Abstract

Myricaria laxiflora, an endangered shrub species distributed along the banks of the Yangtze River in the Three Gorges area, is completely submerged from June to October every year. It is generally assumed that summer flooding has a strong impact on the survival and growth of seedlings. We designed an outdoor randomized block experiment on the responses of seedling survival and growth to different flooding depth and flooding duration treatments during the flood season in the Three Gorges area.
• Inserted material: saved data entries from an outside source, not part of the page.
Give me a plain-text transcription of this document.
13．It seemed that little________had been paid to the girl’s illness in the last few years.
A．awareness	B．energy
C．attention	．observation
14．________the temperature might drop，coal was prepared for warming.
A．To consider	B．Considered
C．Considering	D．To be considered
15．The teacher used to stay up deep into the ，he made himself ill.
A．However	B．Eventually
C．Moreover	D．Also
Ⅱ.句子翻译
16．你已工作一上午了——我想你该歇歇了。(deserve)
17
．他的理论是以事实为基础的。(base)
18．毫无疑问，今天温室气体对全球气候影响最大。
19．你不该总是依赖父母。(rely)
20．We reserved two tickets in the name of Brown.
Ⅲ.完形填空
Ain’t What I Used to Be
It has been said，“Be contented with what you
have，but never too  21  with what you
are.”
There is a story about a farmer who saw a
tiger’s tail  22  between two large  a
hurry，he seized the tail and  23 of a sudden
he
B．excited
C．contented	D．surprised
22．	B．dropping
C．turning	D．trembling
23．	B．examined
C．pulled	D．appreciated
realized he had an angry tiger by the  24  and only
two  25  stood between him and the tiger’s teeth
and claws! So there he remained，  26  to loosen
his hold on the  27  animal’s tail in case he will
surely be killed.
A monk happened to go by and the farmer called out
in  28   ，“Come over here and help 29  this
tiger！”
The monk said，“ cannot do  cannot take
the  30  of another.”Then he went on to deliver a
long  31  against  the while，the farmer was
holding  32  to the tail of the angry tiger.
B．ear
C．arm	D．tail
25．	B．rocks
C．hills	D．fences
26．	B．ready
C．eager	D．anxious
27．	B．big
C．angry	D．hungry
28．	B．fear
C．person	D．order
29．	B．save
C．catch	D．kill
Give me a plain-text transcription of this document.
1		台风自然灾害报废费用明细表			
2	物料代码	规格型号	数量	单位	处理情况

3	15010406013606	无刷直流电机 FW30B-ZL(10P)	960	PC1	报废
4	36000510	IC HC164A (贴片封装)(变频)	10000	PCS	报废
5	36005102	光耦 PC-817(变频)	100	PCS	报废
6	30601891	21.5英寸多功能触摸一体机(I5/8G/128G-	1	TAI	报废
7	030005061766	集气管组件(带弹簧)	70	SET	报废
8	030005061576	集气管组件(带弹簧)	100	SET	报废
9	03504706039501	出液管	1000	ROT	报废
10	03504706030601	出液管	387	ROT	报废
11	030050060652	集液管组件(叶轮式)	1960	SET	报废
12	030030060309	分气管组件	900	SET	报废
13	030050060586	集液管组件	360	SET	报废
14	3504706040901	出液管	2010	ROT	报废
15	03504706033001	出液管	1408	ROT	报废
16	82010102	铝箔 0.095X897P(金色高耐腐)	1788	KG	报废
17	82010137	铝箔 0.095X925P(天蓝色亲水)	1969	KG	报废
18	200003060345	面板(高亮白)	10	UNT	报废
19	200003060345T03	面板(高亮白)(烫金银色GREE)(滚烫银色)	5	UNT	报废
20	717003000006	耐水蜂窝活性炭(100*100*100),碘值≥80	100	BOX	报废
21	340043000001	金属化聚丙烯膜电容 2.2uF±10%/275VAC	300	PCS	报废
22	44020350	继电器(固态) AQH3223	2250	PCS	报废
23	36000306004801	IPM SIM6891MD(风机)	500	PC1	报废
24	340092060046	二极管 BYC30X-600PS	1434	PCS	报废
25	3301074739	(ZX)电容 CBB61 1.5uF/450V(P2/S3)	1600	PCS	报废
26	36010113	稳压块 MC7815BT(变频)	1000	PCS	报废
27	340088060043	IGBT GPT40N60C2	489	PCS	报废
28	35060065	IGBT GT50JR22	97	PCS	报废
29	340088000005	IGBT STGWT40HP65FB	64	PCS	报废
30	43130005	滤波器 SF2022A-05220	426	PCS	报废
Seedling survival rate, aboveground biomass, belowground biomass, total biomass, root depth, length of primary branch and the number of primary and secondary branches were examined. M. laxiflora was found to acclimate to summer flooding by becoming dormant and losing biomass. Seedlings of M. laxiflora ceased growing during the summer flooding season, regardless of the flooding depth and flooding duration they were subjected to. The number of primary and secondary branches, aboveground biomass and total biomass of seedlings was reduced with prolonged flooding. The length of primary branches and aboveground biomass were more sensitive to flooding than other measured parameters and differed significantly between the onset and the end of flooding. In each flooding treatment most seedlings of M. laxiflora survived a flooding period of 2 months and recovered rapidly after the flooding was terminated in September. After 3 months of recovery, aboveground biomass, total biomass and the number of the primary branches increased significantly. Furthermore, seedling survival and growth in the flooding treatments were not significantly different from the controls both during the summer flooding stage and in the recovery stage. All of these results suggest that summer flooding does not affect seedling survival and growth in this species. On the contrary, flooding released seedlings from the stress of drought during summer and facilitated seedling establishment. M. laxiflora appears to cope adaptively with the flooding cycle by going into a state of dormancy during the flood season.